FDA is asking for public comment on two proposals to improve the appearance and content of the nutrition label on packaged and processed food. The agency says the proposed changes may help consumers make informed weight management decisions. The proposals focus on providing practical serving size information and increasing the prominence of calories on the food label.

The proposals are direct responses to the recommendations contained in the FDA's Obesity Working Group (OWG) report entitled "Calories Count."

"This action demonstrates our commitment to make the food label more meaningful and helpful to consumers," said Dr. Robert Brackett, director of FDA's Center for Food Safety and Applied Nutrition. "We are interested in exploring how modifying the food labeling regulations might give consumers better information they can use to control and manage their weight."

Cheese does not stand alone

Milk processors are lending a hand to cheese manufacturers who are required to meet a January 1, 2006 deadline for trans fat labeling. The International Dairy Foods Association (IDFA) says it analyzed and compared the trans fat content in milk fat in both milk and cheese, and will make the results available to cheese manufacturers.

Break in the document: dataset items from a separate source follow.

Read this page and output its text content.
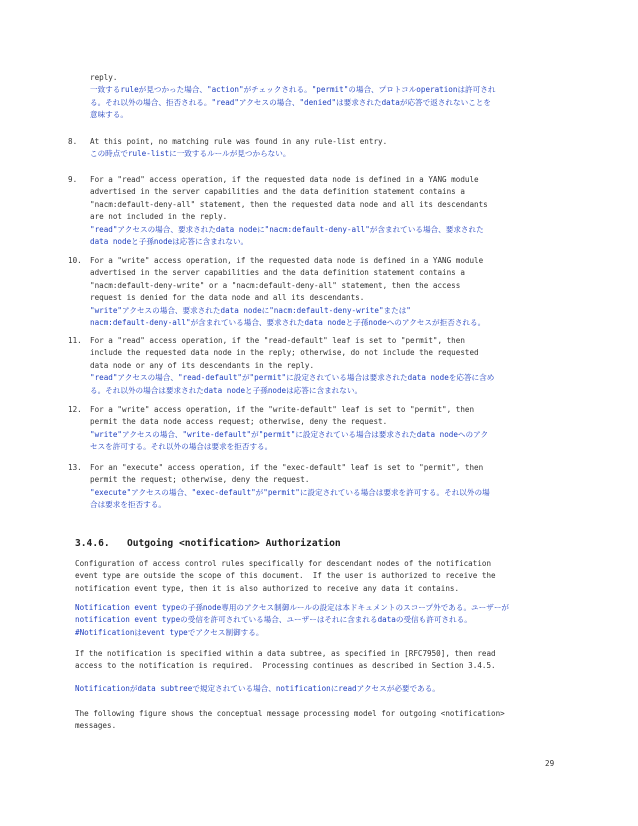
reply.
一致するruleが見つかった場合、"action"がチェックされる。"permit"の場合、プロトコルoperationは許可され
る。それ以外の場合、拒否される。"read"アクセスの場合、"denied"は要求されたdataが応答で返されないことを
意味する。
8. At this point, no matching rule was found in any rule-list entry.
この時点でrule-listに一致するルールが見つからない。
9. For a "read" access operation, if the requested data node is defined in a YANG module
advertised in the server capabilities and the data definition statement contains a
"nacm:default-deny-all" statement, then the requested data node and all its descendants
are not included in the reply.
"read"アクセスの場合、要求されたdata nodeに"nacm:default-deny-all"が含まれている場合、要求された
data nodeと子孫nodeは応答に含まれない。
10. For a "write" access operation, if the requested data node is defined in a YANG module
advertised in the server capabilities and the data definition statement contains a
"nacm:default-deny-write" or a "nacm:default-deny-all" statement, then the access
request is denied for the data node and all its descendants.
"write"アクセスの場合、要求されたdata nodeに"nacm:default-deny-write"または"
nacm:default-deny-all"が含まれている場合、要求されたdata nodeと子孫nodeへのアクセスが拒否される。
11. For a "read" access operation, if the "read-default" leaf is set to "permit", then
include the requested data node in the reply; otherwise, do not include the requested
data node or any of its descendants in the reply.
"read"アクセスの場合、"read-default"が"permit"に設定されている場合は要求されたdata nodeを応答に含め
る。それ以外の場合は要求されたdata nodeと子孫nodeは応答に含まれない。
12. For a "write" access operation, if the "write-default" leaf is set to "permit", then
permit the data node access request; otherwise, deny the request.
"write"アクセスの場合、"write-default"が"permit"に設定されている場合は要求されたdata nodeへのアク
セスを許可する。それ以外の場合は要求を拒否する。
13. For an "execute" access operation, if the "exec-default" leaf is set to "permit", then
permit the request; otherwise, deny the request.
"execute"アクセスの場合、"exec-default"が"permit"に設定されている場合は要求を許可する。それ以外の場
合は要求を拒否する。
3.4.6.   Outgoing <notification> Authorization
Configuration of access control rules specifically for descendant nodes of the notification
event type are outside the scope of this document.  If the user is authorized to receive the
notification event type, then it is also authorized to receive any data it contains.
Notification event typeの子孫node専用のアクセス制御ルールの設定は本ドキュメントのスコープ外である。ユーザーが
notification event typeの受信を許可されている場合、ユーザーはそれに含まれるdataの受信も許可される。
#Notificationはevent typeでアクセス制御する。
If the notification is specified within a data subtree, as specified in [RFC7950], then read
access to the notification is required.  Processing continues as described in Section 3.4.5.
Notificationがdata subtreeで規定されている場合、notificationにreadアクセスが必要である。
The following figure shows the conceptual message processing model for outgoing <notification>
messages.
29
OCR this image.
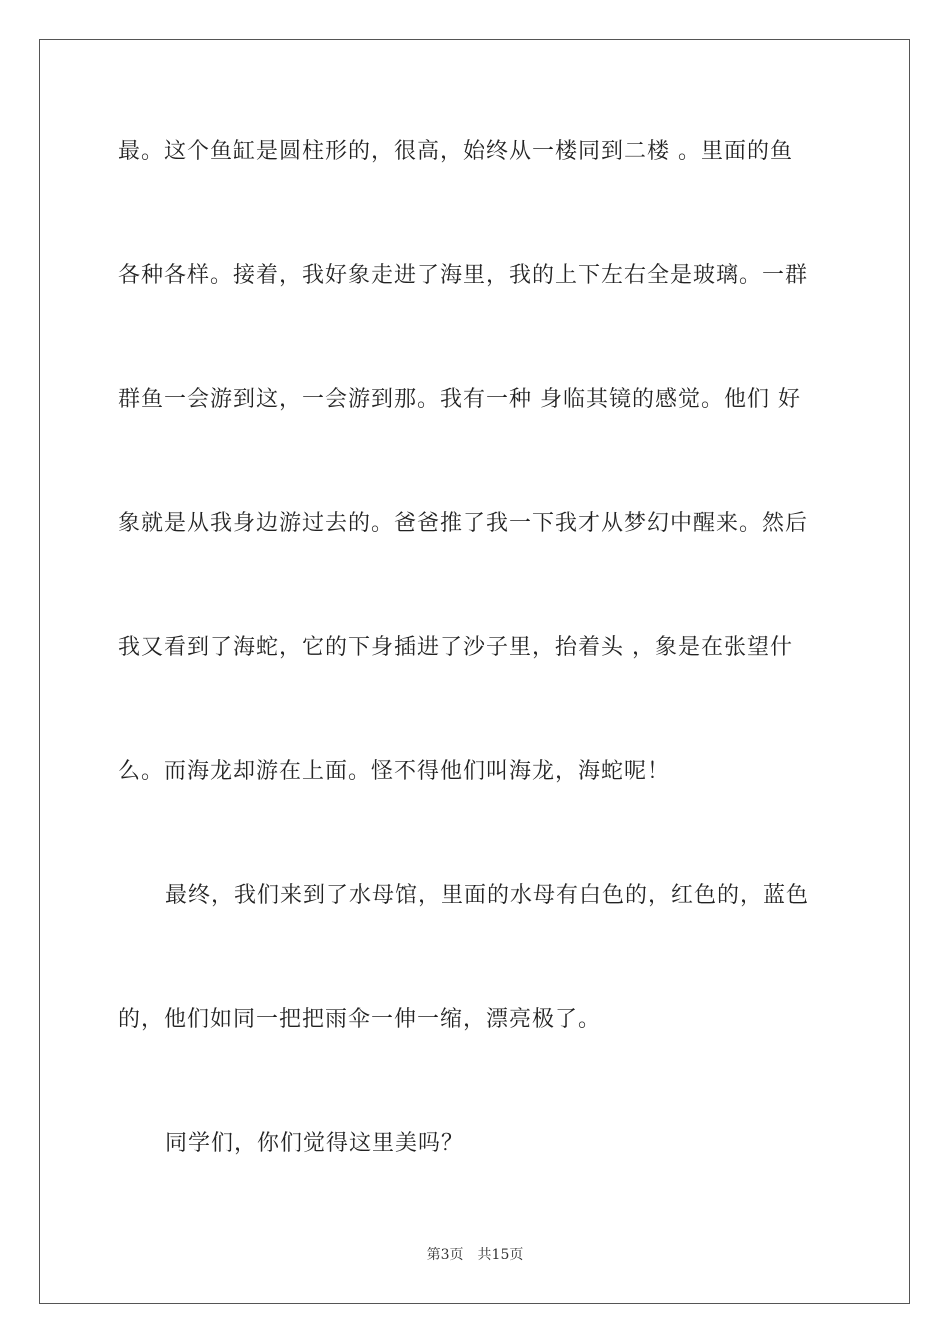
最。这个鱼缸是圆柱形的，很高，始终从一楼同到二楼 。里面的鱼
各种各样。接着，我好象走进了海里，我的上下左右全是玻璃。一群
群鱼一会游到这，一会游到那。我有一种 身临其镜的感觉。他们 好
象就是从我身边游过去的。爸爸推了我一下我才从梦幻中醒来。然后
我又看到了海蛇，它的下身插进了沙子里，抬着头 ，象是在张望什
么。而海龙却游在上面。怪不得他们叫海龙，海蛇呢！
最终，我们来到了水母馆，里面的水母有白色的，红色的，蓝色
的，他们如同一把把雨伞一伸一缩，漂亮极了。
同学们，你们觉得这里美吗？
第3页 共15页
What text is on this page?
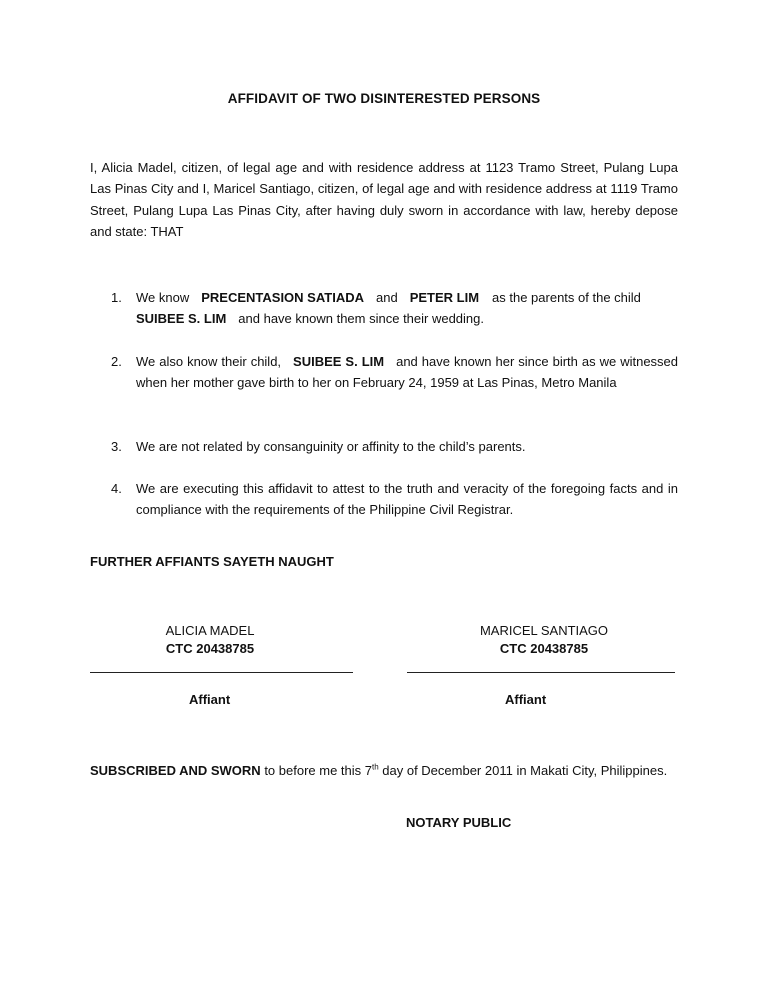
AFFIDAVIT OF TWO DISINTERESTED PERSONS
I, Alicia Madel, citizen, of legal age and with residence address at 1123 Tramo Street, Pulang Lupa Las Pinas City and I, Maricel Santiago, citizen, of legal age and with residence address at 1119 Tramo Street, Pulang Lupa Las Pinas City, after having duly sworn in accordance with law, hereby depose and state: THAT
1.	We know PRECENTASION SATIADA and PETER LIM as the parents of the child
SUIBEE S. LIM and have known them since their wedding.
2.	We also know their child, SUIBEE S. LIM and have known her since birth as we witnessed when her mother gave birth to her on February 24, 1959 at Las Pinas, Metro Manila
3.	We are not related by consanguinity or affinity to the child’s parents.
4.	We are executing this affidavit to attest to the truth and veracity of the foregoing facts and in compliance with the requirements of the Philippine Civil Registrar.
FURTHER AFFIANTS SAYETH NAUGHT
ALICIA MADEL
CTC 20438785
Affiant
MARICEL SANTIAGO
CTC 20438785
Affiant
SUBSCRIBED AND SWORN to before me this 7th day of December 2011 in Makati City, Philippines.
NOTARY PUBLIC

IDFA says the study will save cheese manufacturers time and resources by avoiding costly analysis on individual products. While most dairy food products have low levels of trans fat, dairy product labels must still add a new line within the Nutrition Facts panel that lists the product's trans fat content, even if it is "zero grams."

New EPA leader named

President Bush turned to an agency insider to head up the Environmental Protection Agency in his second term. Bush tapped Stephen L. Johnson, who has served at EPA for 24 years, to become the next EPA Administrator. In submitting Johnson's nomination to the Senate, Bush called him "a talented scientist and skilled manager with a lifelong commitment to environmental stewardship.